The second “ex tractatus” setting to music is by Girolamo Rossi and takes us to Naples. Thanks to the research of Giovanni Paolo Maione and Francesco Cotticelli, we know that Rossi – whose biographical data is also unknown – was the chapel master at the Oratorio del Santissima Crocifisso di San Paolo in Naples in 1733. The cantata is dedicated to “ D. Giovannina e D. Anna Maria Capece Minutolo de’ Principi di Canosa”, which suggests that the cantata was performed in the monastery of Santa Maria Donnaromita during Holy Week after 1760.
Aside from vocal register and instrumentation, Rossi’s cantata could not be more different from Martini’s. It amazes us by its unmistakable closeness to the operatic style and the vocal cadenzas, all of which were composed by Rossi and are an indication of how far taste had evolved in the second half of the century. The instruction that a harpsichord should be used in the continuo should also be emphasized, which again leads us to the combination of salterio and harpsichord. While the technical demands of Martini’s work are extremely moderate, Rossi’s cantata, with its double trills, two- part passages, arpeggios and difficult tonalities, presents far greater challenges. The musical text clearly indicates that this cantata is to be played in pizzicato.

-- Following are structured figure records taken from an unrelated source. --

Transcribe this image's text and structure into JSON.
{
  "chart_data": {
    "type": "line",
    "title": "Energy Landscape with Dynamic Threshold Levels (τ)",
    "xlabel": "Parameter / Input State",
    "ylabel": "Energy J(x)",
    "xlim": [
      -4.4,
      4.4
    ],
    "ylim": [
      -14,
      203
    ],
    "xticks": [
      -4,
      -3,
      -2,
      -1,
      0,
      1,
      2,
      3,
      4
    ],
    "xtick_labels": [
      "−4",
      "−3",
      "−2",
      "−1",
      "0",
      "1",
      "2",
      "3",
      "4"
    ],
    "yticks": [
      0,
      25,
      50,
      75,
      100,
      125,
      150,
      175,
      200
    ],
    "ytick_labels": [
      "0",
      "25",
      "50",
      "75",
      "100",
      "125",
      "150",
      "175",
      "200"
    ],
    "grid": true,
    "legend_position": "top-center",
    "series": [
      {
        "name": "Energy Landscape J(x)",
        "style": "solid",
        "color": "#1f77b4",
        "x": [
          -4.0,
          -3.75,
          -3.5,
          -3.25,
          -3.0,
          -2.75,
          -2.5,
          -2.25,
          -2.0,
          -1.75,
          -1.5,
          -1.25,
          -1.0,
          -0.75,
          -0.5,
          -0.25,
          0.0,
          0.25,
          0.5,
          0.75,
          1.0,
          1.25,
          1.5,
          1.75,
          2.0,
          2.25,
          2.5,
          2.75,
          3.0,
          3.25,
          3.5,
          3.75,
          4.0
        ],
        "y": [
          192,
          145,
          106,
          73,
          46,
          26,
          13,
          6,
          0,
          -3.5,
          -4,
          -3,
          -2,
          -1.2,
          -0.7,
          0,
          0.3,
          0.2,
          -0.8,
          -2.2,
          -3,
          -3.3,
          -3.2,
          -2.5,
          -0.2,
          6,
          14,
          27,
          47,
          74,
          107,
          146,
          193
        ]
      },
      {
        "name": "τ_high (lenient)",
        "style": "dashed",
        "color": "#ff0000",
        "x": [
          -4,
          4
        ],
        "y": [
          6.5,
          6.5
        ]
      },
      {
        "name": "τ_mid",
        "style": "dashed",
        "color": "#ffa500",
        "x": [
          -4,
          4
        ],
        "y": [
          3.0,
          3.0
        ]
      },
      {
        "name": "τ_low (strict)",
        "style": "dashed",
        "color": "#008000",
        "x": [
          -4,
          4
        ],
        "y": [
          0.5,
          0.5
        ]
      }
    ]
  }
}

The salterio sonata by Vito Ugolino comes from a recently discovered stock of sheet music which included a historical salterio and is now in Francesco Spada’s private collection in Lecce. The collection contains twenty-eight works by Neapolitan composers of the second half of the 18th century, including sonatas, minuets and concerts for the salterio. Vito Ugolino, born into a musical family of Naples, was in the service of the Royal Chapel from 1753 to 1790, which in those years also featured other salterio composers such as Litterio Ferrari or Emanuele Barbella in its ranks. Vito Ugolino played arciliuto and salterio and, like Ubaldi, he was forgotten as almost all his compositions were lost. The sonata, with its many successive chords and triplet figures, is unambiguously to be performed in pizzicato.

Fleischanderl, Franziska. „Salterio Italiano. Klangfarbenmalerei mit pizzicato und battuto“. In Booklet Text of the CD „Salterio Italiano“, Romina Basso and IL DOLCE CONFORTO, Franziska Fleischanderl. Heidelberg: Christophorus, 2018.